Si le jeu dramatique des chanteurs semble millimétré par une intelligente direction d’acteur, les performances vocales souffrent ponctuellement de quelques inégalités. Métella, la demi-mondaine, a l’élégance comme la gouaille de la femme fatale qui sait se montrer attachante par sa mélancolie, sa nostalgie. La voix d’Irina Stopina, opulente, sensuelle, aux graves solides et délibérément appuyés, a de la tenue, son jeu et son physique sont en parfaite adéquation avec les exigences du rôle. Tant la lettre que le rondo sont des moments privilégiés. De Gabrielle, la gantière, Capucine Daumas possède la jeunesse et la vivacité. Le rôle est vocalement le plus exigeant de l’ouvrage, les interventions sont nombreuses et remarquées (« Je suis veuve d’un colonel »). Le timbre surprend, parfois nasal, et la qualité d’émission semble souffrir de la fatigue des derniers jours. Sylvie Bichebois, issue du chœur de l’Opéra, familière des seconds rôles, incarne une baronne, décalée, un peu gourde. Si le jeu est convaincant, la voix, instable, accuse parfois la fatigue, elle aussi (trois représentations en trois jours, sans compter la pré-générale et la générale…). Par contre, dans une forme éblouissante, nous admirons Nina Savary, fille de Jérôme, enfant du « Grand Magic Circus », excellente comédienne-chanteuse. Elle incarne Pauline à merveille.
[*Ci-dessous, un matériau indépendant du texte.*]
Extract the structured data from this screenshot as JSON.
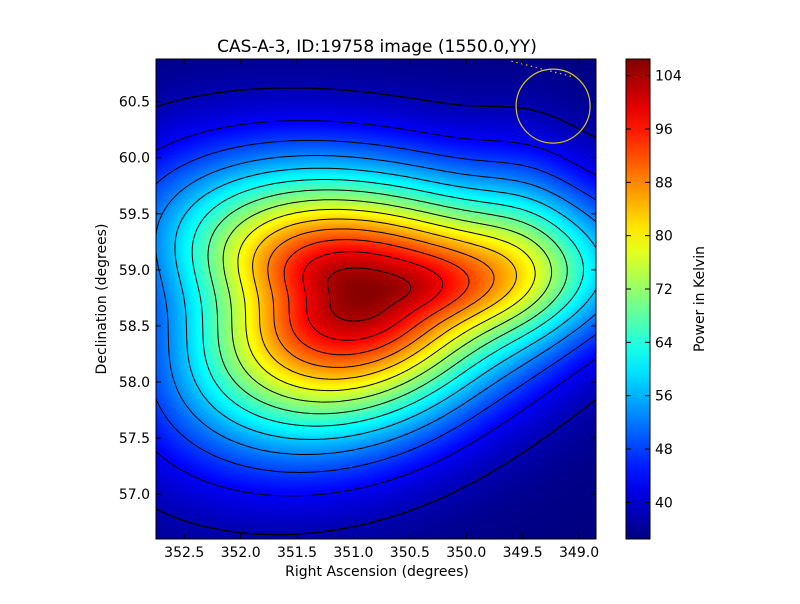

Le chœur, outre les introductions et finales des actes I, III et IV, nous vaut nombre d’interventions, essentielles, de la gare de l’Ouest à l’immoralité finale. « En avant, les jeunes femmes ». Chœur d’hommes, de femmes, mixtes, c’est toujours un bonheur. S’il lui faut quelques moments pour trouver ses marques, les décalages du début sont vite corrigés et la cohésion ne sera plus jamais prise en défaut. La prouesse des chanteurs-acteurs-danseurs du chœur impressionne, et les changements instantanés de costumes relèvent du miracle. D’une vitalité constante, la direction attentive et enjouée de Claude Schnitzler traduit aussi bien la subtilité des émotions de Métella que l’ivresse tournoyante qui s’empare de tous. L’orchestre sait prendre des couleurs mozartiennes même si une joie débridée commande l’ouvrage. Ça pétille, champagne ou mousseux, selon les situations.